Annually, more than 50% of phosphorus in our surface waters comes from leaves in the street according to a 2016 study by the United States Geological Survey, making leaves one of the largest sources of urban phosphorus pollution.
As rain falls and flows through leaves, phosphorus leaches out much like a tea bag in water. This “leaf tea” flows through our storm sewer system to the North Platte River.
Too much phosphorus causes large and potentially dangerous algae blooms that can block sunlight for aquatic plants, clog the gills of fish, reduce levels of dissolved oxygen, and produce toxins that are harmful if ingested. It only takes one pound of phosphorus to produce 500 pounds of algae (Vallentyne 1974).
Removing leaves from the street before it rains can reduce the amount of phosphorus in urban stormwater by 80% compared to no leaf removal (USGS 2016).
Protect your waters, by sweeping leaves back onto the lawn or garden as mulch, composting them, or putting them into the City’s yardwaste container.
Precautionary tips since the leaves are falling …

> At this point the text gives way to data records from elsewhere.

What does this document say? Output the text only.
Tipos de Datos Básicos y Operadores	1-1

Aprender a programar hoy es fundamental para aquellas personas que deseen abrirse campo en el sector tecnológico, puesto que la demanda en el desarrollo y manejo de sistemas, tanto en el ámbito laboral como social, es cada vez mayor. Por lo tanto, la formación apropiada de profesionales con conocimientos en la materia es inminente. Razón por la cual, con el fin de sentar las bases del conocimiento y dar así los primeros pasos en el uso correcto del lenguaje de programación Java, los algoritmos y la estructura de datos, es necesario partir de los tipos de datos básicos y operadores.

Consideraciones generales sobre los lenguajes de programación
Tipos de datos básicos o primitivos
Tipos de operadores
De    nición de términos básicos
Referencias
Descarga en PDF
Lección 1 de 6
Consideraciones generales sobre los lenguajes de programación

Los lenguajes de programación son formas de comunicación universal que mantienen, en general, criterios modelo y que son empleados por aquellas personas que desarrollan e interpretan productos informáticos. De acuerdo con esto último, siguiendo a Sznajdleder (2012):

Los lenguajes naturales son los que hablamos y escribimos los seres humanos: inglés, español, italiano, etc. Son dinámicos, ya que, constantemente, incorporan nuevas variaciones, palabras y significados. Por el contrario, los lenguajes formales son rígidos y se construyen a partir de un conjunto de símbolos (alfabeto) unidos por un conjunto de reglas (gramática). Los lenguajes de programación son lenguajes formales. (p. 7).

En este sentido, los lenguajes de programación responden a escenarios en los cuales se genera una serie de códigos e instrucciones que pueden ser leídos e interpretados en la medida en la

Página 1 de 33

1. Check and clear the gutters for leaves, if you haven’t already. Leaves can clog both street and building gutters, quickly causing flooding and water damage.
2. Wet leaves can be a slipping or fall hazard on sidewalks and curbs, so move leaves back to the yard or garden from the gutter.
3. Piles of leaves are fun to jump in, but also great habitat for beetles, mites, and other insects – and the animals that feed on them. So look before leaping into the pile.